Let $(X, d)$ be a metric space. Then @Nate Eldredge said that
The space $\mathcal{P}(X)$ of probability measures on a Polish space $X$, endowed with the weak topology (induced by bounded continuous functions), is first countable - indeed Polish. This is a standard result that you can find in, say, Billingsley's Convergence of Probability Measures. Note here that the "weak topology" is really a weak$^*$ topology. You can think about the fact that, given a separable Banach space $W$, the weak* topology on $W^*$ is not first countable, but the topology it induces on the ball of $W^*$ is first countable (indeed, Polish!).
- In Onno van Gaans's note Probability measures on metric spaces, I got that
- Theorem 4.2 If $X$ is separable, then the weak topology of $\mathcal{P}(X)$ is separable.

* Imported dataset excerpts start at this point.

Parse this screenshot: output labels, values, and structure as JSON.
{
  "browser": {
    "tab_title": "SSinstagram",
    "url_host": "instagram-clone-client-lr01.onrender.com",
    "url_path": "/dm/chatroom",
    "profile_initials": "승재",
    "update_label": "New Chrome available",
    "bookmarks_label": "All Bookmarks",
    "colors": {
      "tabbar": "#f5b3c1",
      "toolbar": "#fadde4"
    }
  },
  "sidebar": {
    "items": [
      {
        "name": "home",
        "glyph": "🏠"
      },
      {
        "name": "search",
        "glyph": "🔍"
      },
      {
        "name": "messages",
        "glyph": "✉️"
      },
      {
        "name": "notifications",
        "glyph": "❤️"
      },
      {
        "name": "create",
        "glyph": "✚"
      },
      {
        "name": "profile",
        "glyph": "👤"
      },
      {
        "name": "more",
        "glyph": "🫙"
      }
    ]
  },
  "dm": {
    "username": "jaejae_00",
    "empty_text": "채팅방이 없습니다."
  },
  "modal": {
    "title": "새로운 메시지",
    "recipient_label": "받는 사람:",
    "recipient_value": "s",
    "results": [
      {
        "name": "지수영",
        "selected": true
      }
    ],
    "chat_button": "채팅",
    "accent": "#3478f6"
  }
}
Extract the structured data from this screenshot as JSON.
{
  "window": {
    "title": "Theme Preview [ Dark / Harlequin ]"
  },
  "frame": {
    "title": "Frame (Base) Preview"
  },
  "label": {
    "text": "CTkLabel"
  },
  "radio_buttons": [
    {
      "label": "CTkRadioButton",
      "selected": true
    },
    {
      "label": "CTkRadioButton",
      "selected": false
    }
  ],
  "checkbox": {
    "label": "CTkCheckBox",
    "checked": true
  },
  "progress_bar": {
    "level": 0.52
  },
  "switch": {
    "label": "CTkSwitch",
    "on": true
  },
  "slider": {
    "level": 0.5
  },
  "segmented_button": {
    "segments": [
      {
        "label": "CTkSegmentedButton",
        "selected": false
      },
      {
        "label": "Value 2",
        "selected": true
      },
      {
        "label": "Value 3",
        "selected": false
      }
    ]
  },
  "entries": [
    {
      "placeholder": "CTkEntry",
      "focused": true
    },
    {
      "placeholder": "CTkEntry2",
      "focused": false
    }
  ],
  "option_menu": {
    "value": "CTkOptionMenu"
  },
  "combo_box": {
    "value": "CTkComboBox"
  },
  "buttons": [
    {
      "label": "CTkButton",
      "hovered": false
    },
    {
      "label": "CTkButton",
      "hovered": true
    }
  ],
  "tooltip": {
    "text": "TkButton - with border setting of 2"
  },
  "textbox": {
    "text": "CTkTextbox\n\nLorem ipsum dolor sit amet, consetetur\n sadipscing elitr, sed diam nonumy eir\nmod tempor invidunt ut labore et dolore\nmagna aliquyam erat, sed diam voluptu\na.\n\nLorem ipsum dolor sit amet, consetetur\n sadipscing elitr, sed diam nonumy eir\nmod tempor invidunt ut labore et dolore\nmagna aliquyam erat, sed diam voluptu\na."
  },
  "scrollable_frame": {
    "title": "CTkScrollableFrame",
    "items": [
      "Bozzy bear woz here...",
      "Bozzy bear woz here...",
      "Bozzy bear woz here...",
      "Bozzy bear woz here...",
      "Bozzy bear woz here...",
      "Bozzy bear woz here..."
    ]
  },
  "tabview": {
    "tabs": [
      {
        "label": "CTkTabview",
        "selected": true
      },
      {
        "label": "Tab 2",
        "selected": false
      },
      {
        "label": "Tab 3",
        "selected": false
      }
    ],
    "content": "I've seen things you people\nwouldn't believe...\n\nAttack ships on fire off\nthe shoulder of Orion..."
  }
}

- Proposition 5.3 If $X$ is compact, then the weak topology of $\mathcal{P}(X)$ is compact.
Could you elaborate on which theorem in Billingsley's Convergence of Probability Measures mentiones that if $X$ is Polish then the weak topology of $\mathcal{P}(X)$ is Polish?
- From Riesz–Markov–Kakutani theorem, it seems to me weak$^*$ topology is induced by the space $C_0 (X)$ of continuous functions on $X$ vanishing at infinity, but I'm not sure. Could you elaborate on how the weak$^*$ topology of $\mathcal{P}(X)$ is defined?